The Mandelbrot set contains (countably) infinitely many baby Mandelbrot set copies. Each hyperbolic component (cardioid-like or disk-like shape) has a positive integer period $p$: the center of the component $c$ has the property that iteration of $z \to z^2 + c$ starting from $0$ returns to $0$ after $p$ steps. Each component is surrounded by a larger atom domain $A_c \subset \mathbb{C}$, where iteration of $z \to z^2 + a_c$ for each $a_c \in A_c$ reaches a new minimum $|z|$ at the $p$th iteration. The size of the atom domain can be estimated as $$R_c = \left|\frac{ F^q(0, c) }{ \frac{\partial F^p}{\partial c}(0, c) }\right|$$ where $F(z, c) = z^2 + c, F^0(z, c) = z, F^{n+1}(z, c) = F^n(F^1(z, c), c)$ is the iterated quadratic polynomial, and $q$ is the iteration number of the last minimum $|z|$ strictly before the $p$th iteration.

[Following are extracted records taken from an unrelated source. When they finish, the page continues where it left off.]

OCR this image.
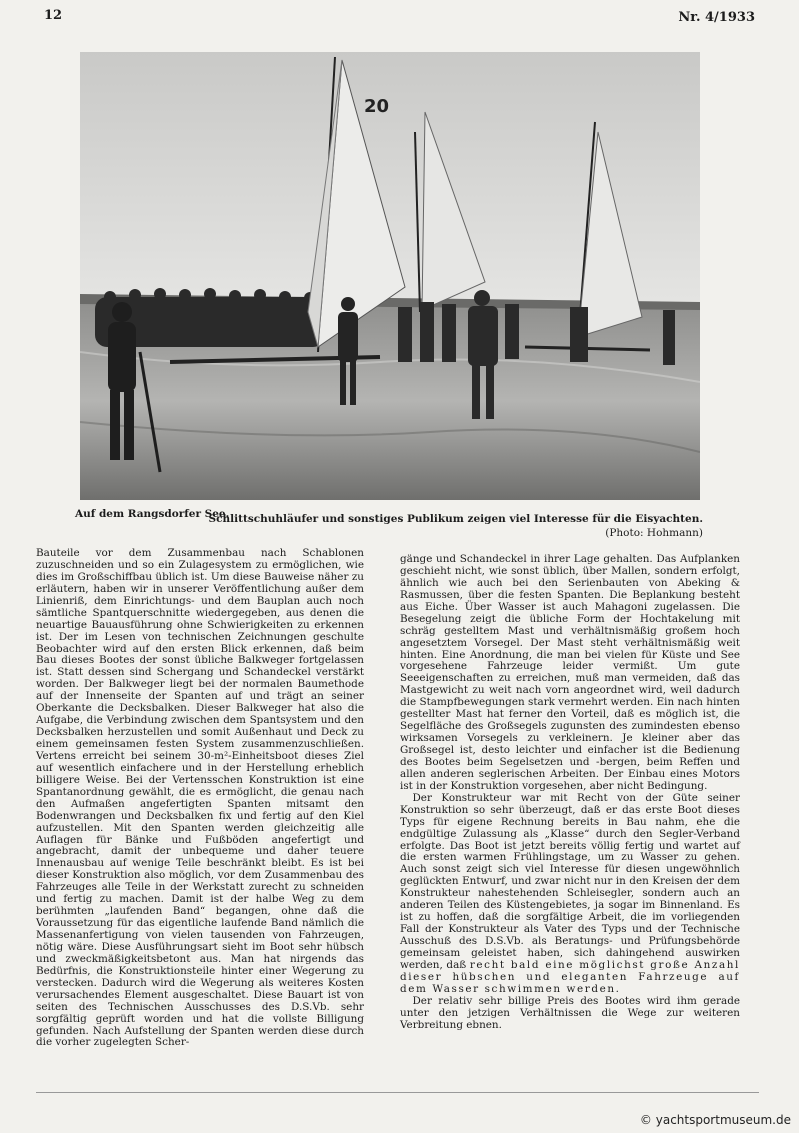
12	Nr. 4/1933
20
Auf dem Rangsdorfer See.
Schlittschuhläufer und sonstiges Publikum zeigen viel Interesse für die Eisyachten.
(Photo: Hohmann)

Bauteile vor dem Zusammenbau nach Schablonen zuzuschneiden und so ein Zulagesystem zu ermöglichen, wie dies im Großschiffbau üblich ist. Um diese Bauweise näher zu erläutern, haben wir in unserer Veröffentlichung außer dem Linienriß, dem Einrichtungs- und dem Bauplan auch noch sämtliche Spantquerschnitte wiedergegeben, aus denen die neuartige Bauausführung ohne Schwierigkeiten zu erkennen ist. Der im Lesen von technischen Zeichnungen geschulte Beobachter wird auf den ersten Blick erkennen, daß beim Bau dieses Bootes der sonst übliche Balkweger fortgelassen ist. Statt dessen sind Schergang und Schandeckel verstärkt worden. Der Balkweger liegt bei der normalen Baumethode auf der Innenseite der Spanten auf und trägt an seiner Oberkante die Decksbalken. Dieser Balkweger hat also die Aufgabe, die Verbindung zwischen dem Spantsystem und den Decksbalken herzustellen und somit Außenhaut und Deck zu einem gemeinsamen festen System zusammenzuschließen. Vertens erreicht bei seinem 30-m²-Einheitsboot dieses Ziel auf wesentlich einfachere und in der Herstellung erheblich billigere Weise. Bei der Vertensschen Konstruktion ist eine Spantanordnung gewählt, die es ermöglicht, die genau nach den Aufmaßen angefertigten Spanten mitsamt den Bodenwrangen und Decksbalken fix und fertig auf den Kiel aufzustellen. Mit den Spanten werden gleichzeitig alle Auflagen für Bänke und Fußböden angefertigt und angebracht, damit der unbequeme und daher teuere Innenausbau auf wenige Teile beschränkt bleibt. Es ist bei dieser Konstruktion also möglich, vor dem Zusammenbau des Fahrzeuges alle Teile in der Werkstatt zurecht zu schneiden und fertig zu machen. Damit ist der halbe Weg zu dem berühmten „laufenden Band“ begangen, ohne daß die Voraussetzung für das eigentliche laufende Band nämlich die Massenanfertigung von vielen tausenden von Fahrzeugen, nötig wäre. Diese Ausführungsart sieht im Boot sehr hübsch und zweckmäßigkeitsbetont aus. Man hat nirgends das Bedürfnis, die Konstruktionsteile hinter einer Wegerung zu verstecken. Dadurch wird die Wegerung als weiteres Kosten verursachendes Element ausgeschaltet. Diese Bauart ist von seiten des Technischen Ausschusses des D.S.Vb. sehr sorgfältig geprüft worden und hat die vollste Billigung gefunden. Nach Aufstellung der Spanten werden diese durch die vorher zugelegten Scher-

gänge und Schandeckel in ihrer Lage gehalten. Das Aufplanken geschieht nicht, wie sonst üblich, über Mallen, sondern erfolgt, ähnlich wie auch bei den Serienbauten von Abeking & Rasmussen, über die festen Spanten. Die Beplankung besteht aus Eiche. Über Wasser ist auch Mahagoni zugelassen. Die Besegelung zeigt die übliche Form der Hochtakelung mit schräg gestelltem Mast und verhältnismäßig großem hoch angesetztem Vorsegel. Der Mast steht verhältnismäßig weit hinten. Eine Anordnung, die man bei vielen für Küste und See vorgesehene Fahrzeuge leider vermißt. Um gute Seeeigenschaften zu erreichen, muß man vermeiden, daß das Mastgewicht zu weit nach vorn angeordnet wird, weil dadurch die Stampfbewegungen stark vermehrt werden. Ein nach hinten gestellter Mast hat ferner den Vorteil, daß es möglich ist, die Segelfläche des Großsegels zugunsten des zumindesten ebenso wirksamen Vorsegels zu verkleinern. Je kleiner aber das Großsegel ist, desto leichter und einfacher ist die Bedienung des Bootes beim Segelsetzen und -bergen, beim Reffen und allen anderen seglerischen Arbeiten. Der Einbau eines Motors ist in der Konstruktion vorgesehen, aber nicht Bedingung.

Der Konstrukteur war mit Recht von der Güte seiner Konstruktion so sehr überzeugt, daß er das erste Boot dieses Typs für eigene Rechnung bereits in Bau nahm, ehe die endgültige Zulassung als „Klasse“ durch den Segler-Verband erfolgte. Das Boot ist jetzt bereits völlig fertig und wartet auf die ersten warmen Frühlingstage, um zu Wasser zu gehen. Auch sonst zeigt sich viel Interesse für diesen ungewöhnlich geglückten Entwurf, und zwar nicht nur in den Kreisen der dem Konstrukteur nahestehenden Schleisegler, sondern auch an anderen Teilen des Küstengebietes, ja sogar im Binnenland. Es ist zu hoffen, daß die sorgfältige Arbeit, die im vorliegenden Fall der Konstrukteur als Vater des Typs und der Technische Ausschuß des D.S.Vb. als Beratungs- und Prüfungsbehörde gemeinsam geleistet haben, sich dahingehend auswirken werden, daß recht bald eine möglichst große Anzahl dieser hübschen und eleganten Fahrzeuge auf dem Wasser schwimmen werden.

Der relativ sehr billige Preis des Bootes wird ihm gerade unter den jetzigen Verhältnissen die Wege zur weiteren Verbreitung ebnen.

© yachtsportmuseum.de
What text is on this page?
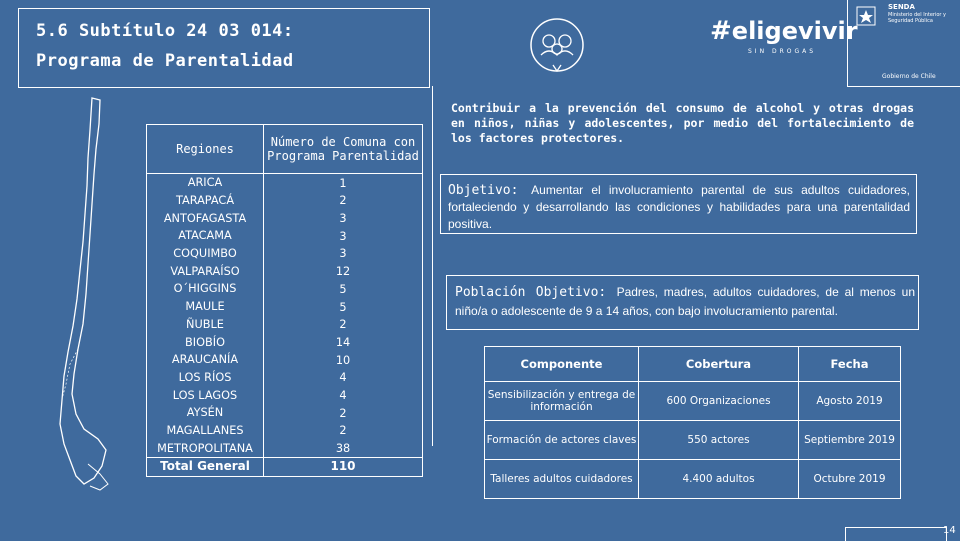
5.6 Subtítulo 24 03 014:
Programa de Parentalidad
Regiones	Número de Comuna con Programa Parentalidad
ARICA	1
TARAPACÁ	2
ANTOFAGASTA	3
ATACAMA	3
COQUIMBO	3
VALPARAÍSO	12
O´HIGGINS	5
MAULE	5
ÑUBLE	2
BIOBÍO	14
ARAUCANÍA	10
LOS RÍOS	4
LOS LAGOS	4
AYSÉN	2
MAGALLANES	2
METROPOLITANA	38
Total General	110
#eligevivir
SIN DROGAS
SENDA
Ministerio del Interior y Seguridad Pública
Gobierno de Chile
Contribuir a la prevención del consumo de alcohol y otras drogas en niños, niñas y adolescentes, por medio del fortalecimiento de los factores protectores.
Objetivo: Aumentar el involucramiento parental de sus adultos cuidadores, fortaleciendo y desarrollando las condiciones y habilidades para una parentalidad positiva.
Población Objetivo: Padres, madres, adultos cuidadores, de al menos un niño/a o adolescente de 9 a 14 años, con bajo involucramiento parental.
Componente	Cobertura	Fecha
Sensibilización y entrega de información	600 Organizaciones	Agosto 2019
Formación de actores claves	550 actores	Septiembre 2019
Talleres adultos cuidadores	4.400 adultos	Octubre 2019
14
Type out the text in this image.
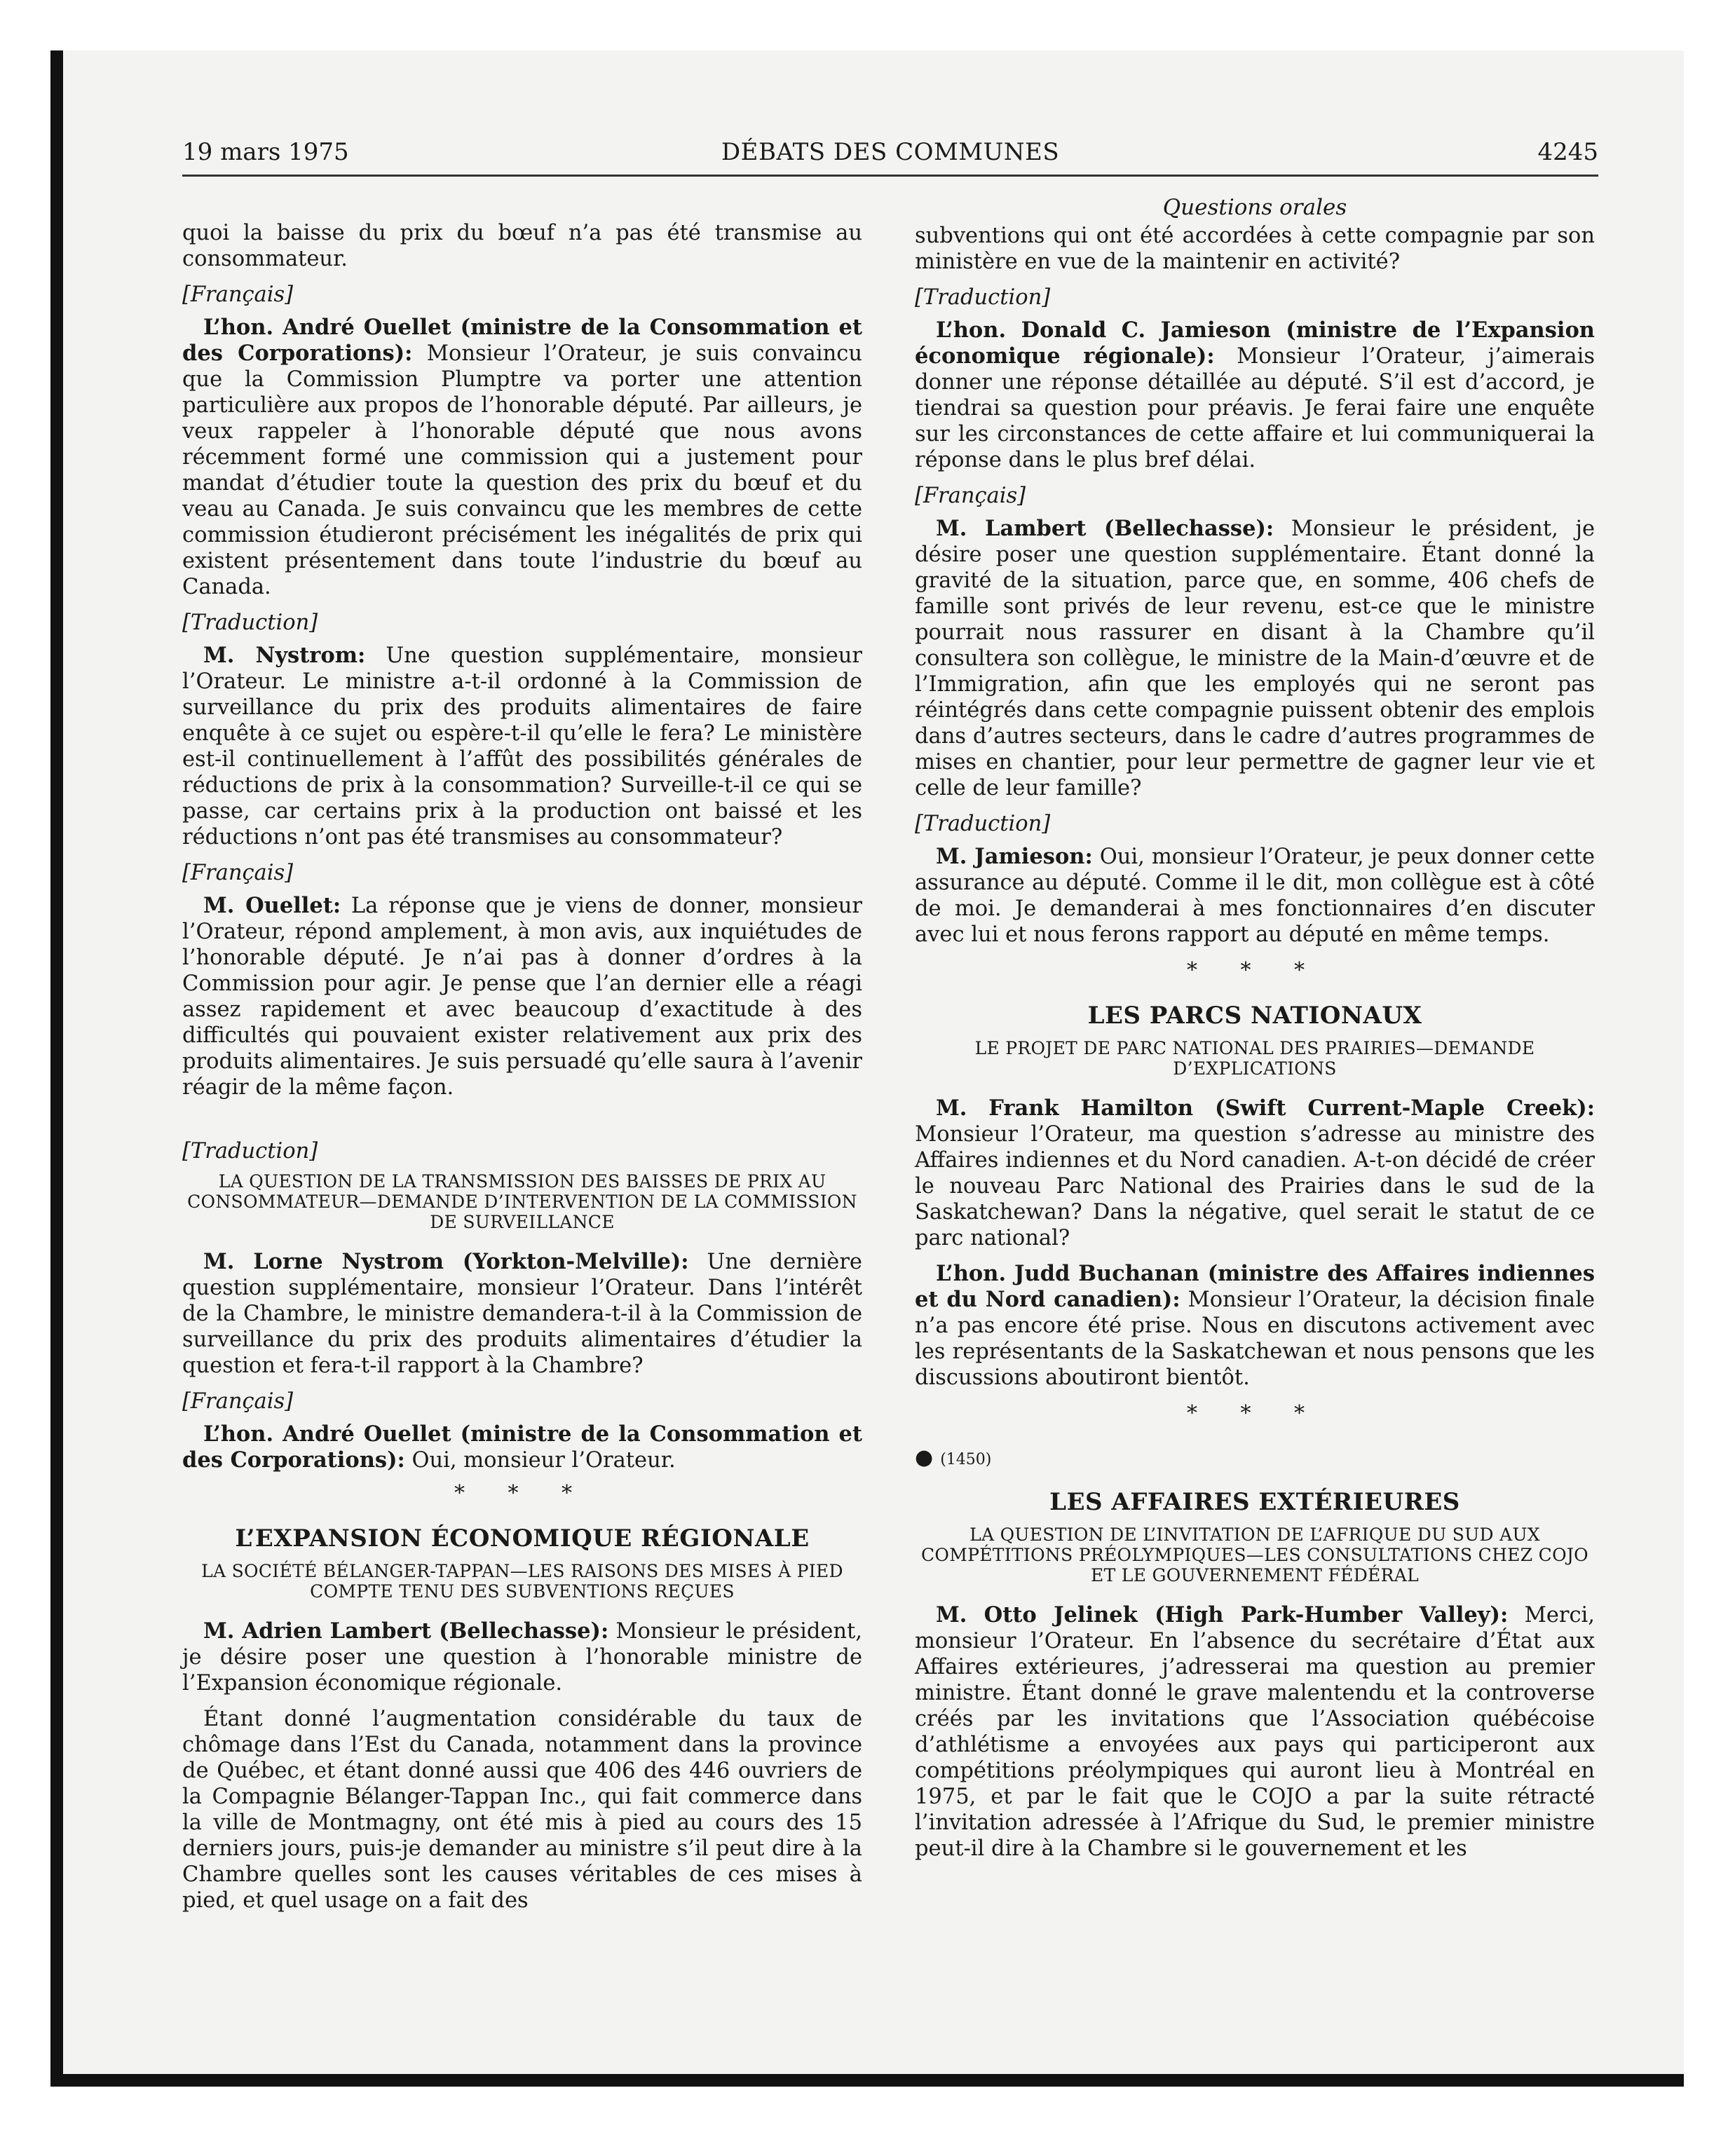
19 mars 1975	DÉBATS DES COMMUNES	4245

quoi la baisse du prix du bœuf n’a pas été transmise au consommateur.

[Français]

L’hon. André Ouellet (ministre de la Consommation et des Corporations): Monsieur l’Orateur, je suis convaincu que la Commission Plumptre va porter une attention particulière aux propos de l’honorable député. Par ailleurs, je veux rappeler à l’honorable député que nous avons récemment formé une commission qui a justement pour mandat d’étudier toute la question des prix du bœuf et du veau au Canada. Je suis convaincu que les membres de cette commission étudieront précisément les inégalités de prix qui existent présentement dans toute l’industrie du bœuf au Canada.

[Traduction]

M. Nystrom: Une question supplémentaire, monsieur l’Orateur. Le ministre a-t-il ordonné à la Commission de surveillance du prix des produits alimentaires de faire enquête à ce sujet ou espère-t-il qu’elle le fera? Le ministère est-il continuellement à l’affût des possibilités générales de réductions de prix à la consommation? Surveille-t-il ce qui se passe, car certains prix à la production ont baissé et les réductions n’ont pas été transmises au consommateur?

[Français]

M. Ouellet: La réponse que je viens de donner, monsieur l’Orateur, répond amplement, à mon avis, aux inquiétudes de l’honorable député. Je n’ai pas à donner d’ordres à la Commission pour agir. Je pense que l’an dernier elle a réagi assez rapidement et avec beaucoup d’exactitude à des difficultés qui pouvaient exister relativement aux prix des produits alimentaires. Je suis persuadé qu’elle saura à l’avenir réagir de la même façon.

[Traduction]
LA QUESTION DE LA TRANSMISSION DES BAISSES DE PRIX AU CONSOMMATEUR—DEMANDE D’INTERVENTION DE LA COMMISSION DE SURVEILLANCE

M. Lorne Nystrom (Yorkton-Melville): Une dernière question supplémentaire, monsieur l’Orateur. Dans l’intérêt de la Chambre, le ministre demandera-t-il à la Commission de surveillance du prix des produits alimentaires d’étudier la question et fera-t-il rapport à la Chambre?

[Français]

L’hon. André Ouellet (ministre de la Consommation et des Corporations): Oui, monsieur l’Orateur.

* * *
L’EXPANSION ÉCONOMIQUE RÉGIONALE
LA SOCIÉTÉ BÉLANGER-TAPPAN—LES RAISONS DES MISES À PIED COMPTE TENU DES SUBVENTIONS REÇUES

M. Adrien Lambert (Bellechasse): Monsieur le président, je désire poser une question à l’honorable ministre de l’Expansion économique régionale.

Étant donné l’augmentation considérable du taux de chômage dans l’Est du Canada, notamment dans la province de Québec, et étant donné aussi que 406 des 446 ouvriers de la Compagnie Bélanger-Tappan Inc., qui fait commerce dans la ville de Montmagny, ont été mis à pied au cours des 15 derniers jours, puis-je demander au ministre s’il peut dire à la Chambre quelles sont les causes véritables de ces mises à pied, et quel usage on a fait des

Questions orales

subventions qui ont été accordées à cette compagnie par son ministère en vue de la maintenir en activité?

[Traduction]

L’hon. Donald C. Jamieson (ministre de l’Expansion économique régionale): Monsieur l’Orateur, j’aimerais donner une réponse détaillée au député. S’il est d’accord, je tiendrai sa question pour préavis. Je ferai faire une enquête sur les circonstances de cette affaire et lui communiquerai la réponse dans le plus bref délai.

[Français]

M. Lambert (Bellechasse): Monsieur le président, je désire poser une question supplémentaire. Étant donné la gravité de la situation, parce que, en somme, 406 chefs de famille sont privés de leur revenu, est-ce que le ministre pourrait nous rassurer en disant à la Chambre qu’il consultera son collègue, le ministre de la Main-d’œuvre et de l’Immigration, afin que les employés qui ne seront pas réintégrés dans cette compagnie puissent obtenir des emplois dans d’autres secteurs, dans le cadre d’autres programmes de mises en chantier, pour leur permettre de gagner leur vie et celle de leur famille?

[Traduction]

M. Jamieson: Oui, monsieur l’Orateur, je peux donner cette assurance au député. Comme il le dit, mon collègue est à côté de moi. Je demanderai à mes fonctionnaires d’en discuter avec lui et nous ferons rapport au député en même temps.

* * *
LES PARCS NATIONAUX
LE PROJET DE PARC NATIONAL DES PRAIRIES—DEMANDE D’EXPLICATIONS

M. Frank Hamilton (Swift Current-Maple Creek): Monsieur l’Orateur, ma question s’adresse au ministre des Affaires indiennes et du Nord canadien. A-t-on décidé de créer le nouveau Parc National des Prairies dans le sud de la Saskatchewan? Dans la négative, quel serait le statut de ce parc national?

L’hon. Judd Buchanan (ministre des Affaires indiennes et du Nord canadien): Monsieur l’Orateur, la décision finale n’a pas encore été prise. Nous en discutons activement avec les représentants de la Saskatchewan et nous pensons que les discussions aboutiront bientôt.

* * *
● (1450)
LES AFFAIRES EXTÉRIEURES
LA QUESTION DE L’INVITATION DE L’AFRIQUE DU SUD AUX COMPÉTITIONS PRÉOLYMPIQUES—LES CONSULTATIONS CHEZ COJO ET LE GOUVERNEMENT FÉDÉRAL

M. Otto Jelinek (High Park-Humber Valley): Merci, monsieur l’Orateur. En l’absence du secrétaire d’État aux Affaires extérieures, j’adresserai ma question au premier ministre. Étant donné le grave malentendu et la controverse créés par les invitations que l’Association québécoise d’athlétisme a envoyées aux pays qui participeront aux compétitions préolympiques qui auront lieu à Montréal en 1975, et par le fait que le COJO a par la suite rétracté l’invitation adressée à l’Afrique du Sud, le premier ministre peut-il dire à la Chambre si le gouvernement et les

Each hyperbolic component can be identified by an angled internal address, which describes a path through a sequence of hyperbolic components increasing in period. An artistic technique colloquially known as Julia morphing (repeating a series of zooms towards mini Mandelbrot set islands, going off-center in a similar way at each level) can result in angled internal addresses with a repeating structure, often ending with a sequence like $$\cdots p \overset{1/3}\longrightarrow 2p+k \overset{1/3}\longrightarrow 2(2p+k)+k \cdots$$
I noticed empirically that the zoom level when re-centering from period $p$ to period $2p+k$ (which is approximately the last time two-fold rotational symmetry occurs when zooming towards $c_p$; all deeper zooms have four-fold symmetry or higher, at least until a close vicinity of the mini-Mandelbrot set where symmetry is broken) is related to the atom domain size: $$|c_p - c_{2p+k}| \approx R_{c_p}^\frac{9}{8}$$
Why does $\frac{9}{8}$ occur here?
Example:
$$1 \overset{1/2}\longrightarrow 2 \overset{1/2}\longrightarrow 3 \overset{1/12}\longrightarrow 36 \overset{1/2}\longrightarrow 40 \overset{1/2}\longrightarrow 76 \overset{1/3}\longrightarrow 188 \overset{1/3}\longrightarrow 412 \overset{1/3}\longrightarrow 860 \overset{1/3}\longrightarrow 1756$$
| $p$ | $R_{c_p}$ | $R_{c_p}^\frac{9}{8}$ | $|c_p - c_{2p+k}|$ |
|---|---|---|---|
| 188 | 6.02e-12 | 2.38e-13 | 3.35e-13 |
| 412 | 5.99e-17 | 5.61e-19 | 7.99e-19 |
| 860 | 1.90e-24 | 2.02e-27 | 2.94e-27 |
| 1756 | 1.08e-35 | 4.59e-40 | - |
Coordinates of period 1756 minibrot island:
Re: -1.7486089471559587445618364830459565964411309584255777888057575
Im: 5.2725711650258050977059680687255394855123946220224103429391918e-4
Zoom: 6.75417723706178e50
UPDATE I noticed other magic numbers: $$|c_p - c_{2p+k}| \approx R_{c_{2p+k}}^\frac{3}{4}$$ $$R_{c_{2p+k}} \approx R_{c_p}^\frac{3}{2}$$ and $\frac{9}{8} = \frac{3}{4}\cdot\frac{3}{2}$. So it's partially explained in terms of other relations, but all of these three relations are still mysterious.